A taxa básica de juros continua em 14% ao ano, enquanto o mercado projeta encerramento de 2026 em 13,75%, segundo o levantamento Focus divulgado nesta segunda-feira. Para 2027, a mediana permanece em 12%. O mesmo relatório mostra que a projeção de inflação para 2026 ficou em 5,02%, acima do teto de 4,5% da meta, enquanto a previsão de crescimento econômico para 2027 caiu de 1,52% para 1,50%. (Folha de S.Paulo)

Juros elevados têm efeitos diferentes dentro de uma estrutura de crédito. Para empresas, aumentam o custo de financiamentos e podem pressionar o fluxo de caixa; para investidores, podem tornar aplicações de renda fixa mais competitivas; e, para fundos de crédito, elevam a importância da correta relação entre remuneração e risco. Nos FIDCs, a análise precisa considerar não apenas a taxa de retorno dos direitos creditórios, mas também a probabilidade de atraso, recuperação, pré-pagamento e concentração da carteira.

Esse ambiente pode favorecer estratégias mais seletivas de crédito estruturado, principalmente aquelas capazes de identificar empresas e recebíveis com histórico consistente de pagamento. A tecnologia também ganha espaço nesse processo, com uso de dados transacionais, informações fiscais, comportamento de pagamento e modelos de análise de risco para apoiar decisões de originação e monitoramento. Entretanto, modelos quantitativos não eliminam o risco de crédito: mudanças no comportamento dos devedores, concentração setorial e choques econômicos podem produzir perdas mesmo em carteiras consideradas diversificadas.

O que o cenário significa para FIDCs, investidores e empresas

Os dados mais recentes reforçam que o mercado de FIDCs entra em uma fase na qual qualidade de crédito e governança podem ser tão importantes quanto a busca por rentabilidade. A própria evolução recente do mercado de capitais mostra a relevância desse instrumento: segundo o relatório de gestão de 2025 da CVM, os FIDCs ficaram em primeiro lugar em quantidade de ofertas públicas e em segundo em volume captado entre os valores mobiliários analisados, representando 14% do volume total captado naquele ano. (Serviços e Informações do Brasil)

O crescimento da indústria amplia também a responsabilidade de gestores e demais participantes na seleção e no acompanhamento dos ativos. Em um cenário de atividade econômica mais fraca, a análise não deve se limitar ao momento da aquisição do recebível, porque a capacidade financeira do sacado pode mudar ao longo da vida da operação. Monitoramento de inadimplência, mecanismos de subordinação, excesso de cobertura, critérios de recompra e concentração por devedor ou setor podem ganhar importância para preservar a estrutura de proteção das cotas.

Para investidores, o principal ponto é evitar a interpretação de que uma eventual queda futura da Selic significará automaticamente maior segurança ou rentabilidade nos FIDCs.

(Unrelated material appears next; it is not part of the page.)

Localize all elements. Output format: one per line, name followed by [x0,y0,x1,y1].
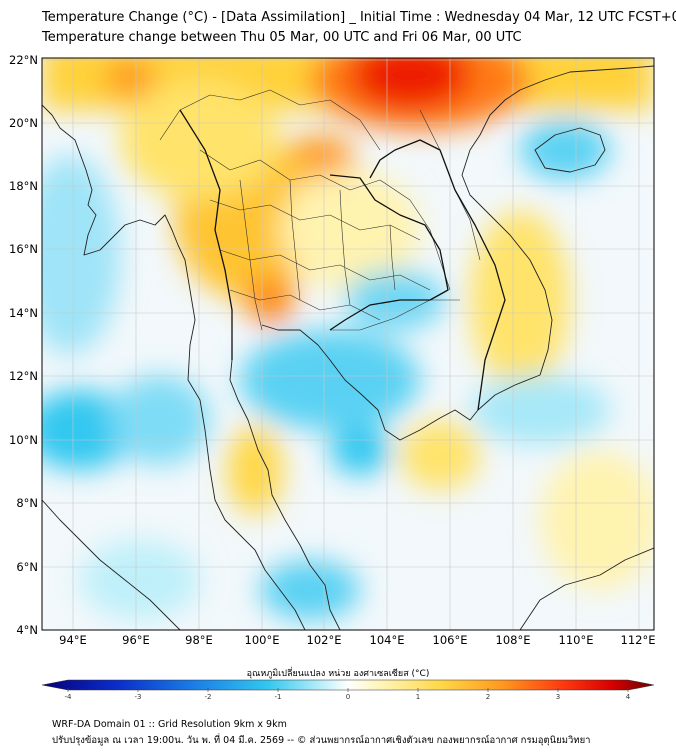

A remuneração de uma carteira de crédito depende da qualidade dos ativos, da estrutura do fundo, dos custos, da inadimplência e das condições de mercado, e não apenas da taxa básica. Já para empresas, a conjuntura pode aumentar a relevância de alternativas como antecipação de recebíveis e crédito estruturado, especialmente quando bancos adotam critérios mais conservadores ou quando o custo do capital permanece elevado.

Os próximos meses serão importantes para confirmar se a queda do IBC-Br representa apenas uma acomodação pontual ou o início de uma desaceleração mais persistente. O mercado também deverá acompanhar inflação, decisões do Banco Central, atividade empresarial e evolução da inadimplência, enquanto a trajetória da Selic continuará influenciando o custo do crédito e a atratividade relativa dos investimentos. Para os FIDCs, o cenário tende a favorecer estruturas que combinem boa originação, diversificação, transparência e monitoramento contínuo dos recebíveis. Em outras palavras, um ambiente de crescimento mais moderado não elimina oportunidades no crédito estruturado, mas aumenta o valor de uma gestão capaz de distinguir expansão saudável de risco excessivo.